Regarding the weighting factor, interesting results appear. For all metrics, the results for GGBR4 and VALE3 present very small risk. The results tend toward a pronounced repeatability, except for a few outliers. On the one hand, for those securities, the entire distribution outperformed the ensemble TS. On the other hand, concerning risk, CMIG4 results present a superior statistical dispersion with a large distribution for Omega and a very small one for Payoff, for instance. Alternatively, the application of the proposed TS for PETR4 or VIVT4 tends to generate large distributions across all metrics. Even so, for VIVT4, the majority of the distribution was able to outperform the ensemble TS.

Another striking result is that it was always possible to combine a set of parameters such that the proposed TS outperformed the ensemble TS. The only exception occured for the combination of BRKM5 and Profit.
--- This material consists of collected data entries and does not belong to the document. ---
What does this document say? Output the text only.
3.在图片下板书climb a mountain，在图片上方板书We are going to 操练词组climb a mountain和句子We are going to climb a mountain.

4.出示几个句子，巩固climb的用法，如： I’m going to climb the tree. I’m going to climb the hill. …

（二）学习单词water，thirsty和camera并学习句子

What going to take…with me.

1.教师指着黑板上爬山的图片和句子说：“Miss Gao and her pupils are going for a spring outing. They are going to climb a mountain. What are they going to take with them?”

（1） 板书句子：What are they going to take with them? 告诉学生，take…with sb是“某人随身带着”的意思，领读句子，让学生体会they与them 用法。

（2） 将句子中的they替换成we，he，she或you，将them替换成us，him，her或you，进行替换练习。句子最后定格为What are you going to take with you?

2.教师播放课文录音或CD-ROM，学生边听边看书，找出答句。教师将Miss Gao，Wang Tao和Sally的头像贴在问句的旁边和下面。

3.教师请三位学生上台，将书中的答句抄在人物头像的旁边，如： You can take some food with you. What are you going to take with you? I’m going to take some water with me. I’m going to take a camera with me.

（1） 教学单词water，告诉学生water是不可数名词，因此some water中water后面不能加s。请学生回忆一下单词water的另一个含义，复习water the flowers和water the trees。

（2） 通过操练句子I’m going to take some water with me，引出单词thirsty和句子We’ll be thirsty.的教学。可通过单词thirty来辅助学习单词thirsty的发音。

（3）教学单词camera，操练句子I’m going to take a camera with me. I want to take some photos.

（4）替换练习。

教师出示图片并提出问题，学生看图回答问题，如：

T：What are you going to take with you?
In this case, the result of the ensemble TS fell above the top whisker. The analysis reveals that in many scenarios the central tendency of the proposed TS falls above the result produced by the ensemble TS. This is the case for security PETR4 for all the metrics analyzed.
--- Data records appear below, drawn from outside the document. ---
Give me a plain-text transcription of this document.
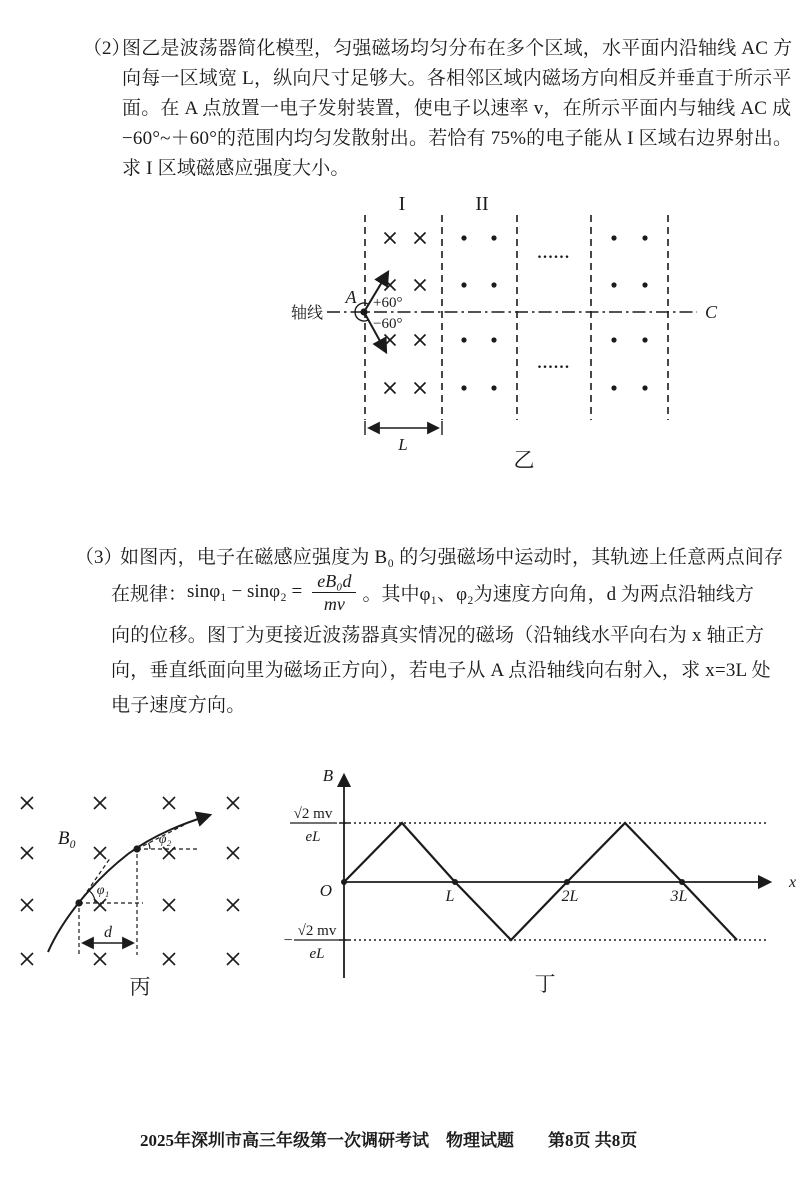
（2）
图乙是波荡器简化模型，匀强磁场均匀分布在多个区域，水平面内沿轴线 AC 方
向每一区域宽 L，纵向尺寸足够大。各相邻区域内磁场方向相反并垂直于所示平
面。在 A 点放置一电子发射装置，使电子以速率 v，在所示平面内与轴线 AC 成
−60°~＋60°的范围内均匀发散射出。若恰有 75%的电子能从 I 区域右边界射出。
求 I 区域磁感应强度大小。
I	II
......
......
轴线	C
A +60°
−60°
L
乙
（3）
如图丙，电子在磁感应强度为 B₀ 的匀强磁场中运动时，其轨迹上任意两点间存
在规律： $\sin\varphi_1 - \sin\varphi_2 = \frac{\text{eB₀d}}{mv}$ 。其中φ₁、φ₂为速度方向角，d 为两点沿轴线方
向的位移。图丁为更接近波荡器真实情况的磁场（沿轴线水平向右为 x 轴正方
向，垂直纸面向里为磁场正方向），若电子从 A 点沿轴线向右射入，求 x=3L 处
电子速度方向。
B₀
φ₁
φ₂
d
丙
B
x
O
√2 mv
eL
−
√2 mv
eL
L	2L	3L
丁
2025年深圳市高三年级第一次调研考试　物理试题　　第8页 共8页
The proposed approach can be regarded as less sensitive to variations in the mitigation factor. For instance, in comparison with the nominal experiment (θ = 0.5), there was a change in the selected TTR in only 10% of the scenarios. In Table 4 and Table 5 one can observe that the different values of θ did not result in striking modifications at the ranking order. As a conjecture, it may be pointed out that all the metrics, except Profit, already take risk factors into account. Since the mitigation factor is the same for all metrics, the effect of weighting more on the negative part of the S-curve becomes less relevant. In other words, it gives more weight to a factor that has already been penalized.
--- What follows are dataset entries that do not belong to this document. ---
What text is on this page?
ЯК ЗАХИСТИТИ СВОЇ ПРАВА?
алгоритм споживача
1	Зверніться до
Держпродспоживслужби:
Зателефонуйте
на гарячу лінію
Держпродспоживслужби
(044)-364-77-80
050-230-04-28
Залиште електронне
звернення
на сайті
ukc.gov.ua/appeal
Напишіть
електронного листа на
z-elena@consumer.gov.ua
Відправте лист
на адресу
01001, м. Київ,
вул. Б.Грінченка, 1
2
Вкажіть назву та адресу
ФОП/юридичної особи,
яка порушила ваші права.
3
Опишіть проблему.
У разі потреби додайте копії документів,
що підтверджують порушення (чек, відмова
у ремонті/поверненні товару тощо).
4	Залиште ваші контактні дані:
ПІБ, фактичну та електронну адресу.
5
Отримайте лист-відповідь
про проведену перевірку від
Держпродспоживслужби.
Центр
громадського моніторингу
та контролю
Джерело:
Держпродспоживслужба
Figure 3 shows the dominance curve obtained empirically for the Sharpe Index. This is also consistent with the theory, with a noticeable S-shaped aspect reflecting the loss aversion principle (losses with the same level of gains have higher absolute value).

The proposed method shares the following advantages of the MCDA method class over other method classes: (i) it is more appealing to practitioners, as there is no single criterion to optimize within the constraints; (ii) it is easier and quicker to solve, as it does not require an optimization tool in general; (iii) it is easier to configure by changing weights and adding new criteria to the system; (iv) it incorporates prospect theory into the TS architecture, thereby providing a compromise solution between aspects of human decision-making and the objective decision-making process of the TTRs.

5. Conclusions

This article proposed a TS that adapts its strategy to the underlying data. In this algorithm, multiple TTRs are trained in parallel and evaluated against risk-adjusted and profitability-based performance metrics. Since several criteria are possible, a decision-making method based on prospect theory, TODIM, was employed to classify the TTRs, and the best placed was chosen as the trading strategy for a given period of time. Using the walk forward method, a new dataset fed TODIM TS with data for comparisons with B&H models and the comparison TS. Due to its methodology, as expected, TODIM TS obtained superior results according to the criteria aimed at analyzing risk. The experimental results suggest that the proposed ST has strong generalization and adaptability capabilities, providing improvements, or at least comparable results, in relation to an alternative ST based on a different decision-making method. The simple application, which can be used by beginner practitioners, and the low computational requirement for the analysis and selection of the TS also serve to differentiate the method. The results reinforce the suitability of a method based on prospect theory to select alternatives with lower risk, due to its greater aversion to the risk of loss.

In future work, the authors will seek to investigate an optimization method to select the parameters of the proposed decision-making process and consider improved TTRs. They will also propose to increase the study database so as to include more stocks for the comparison of methods.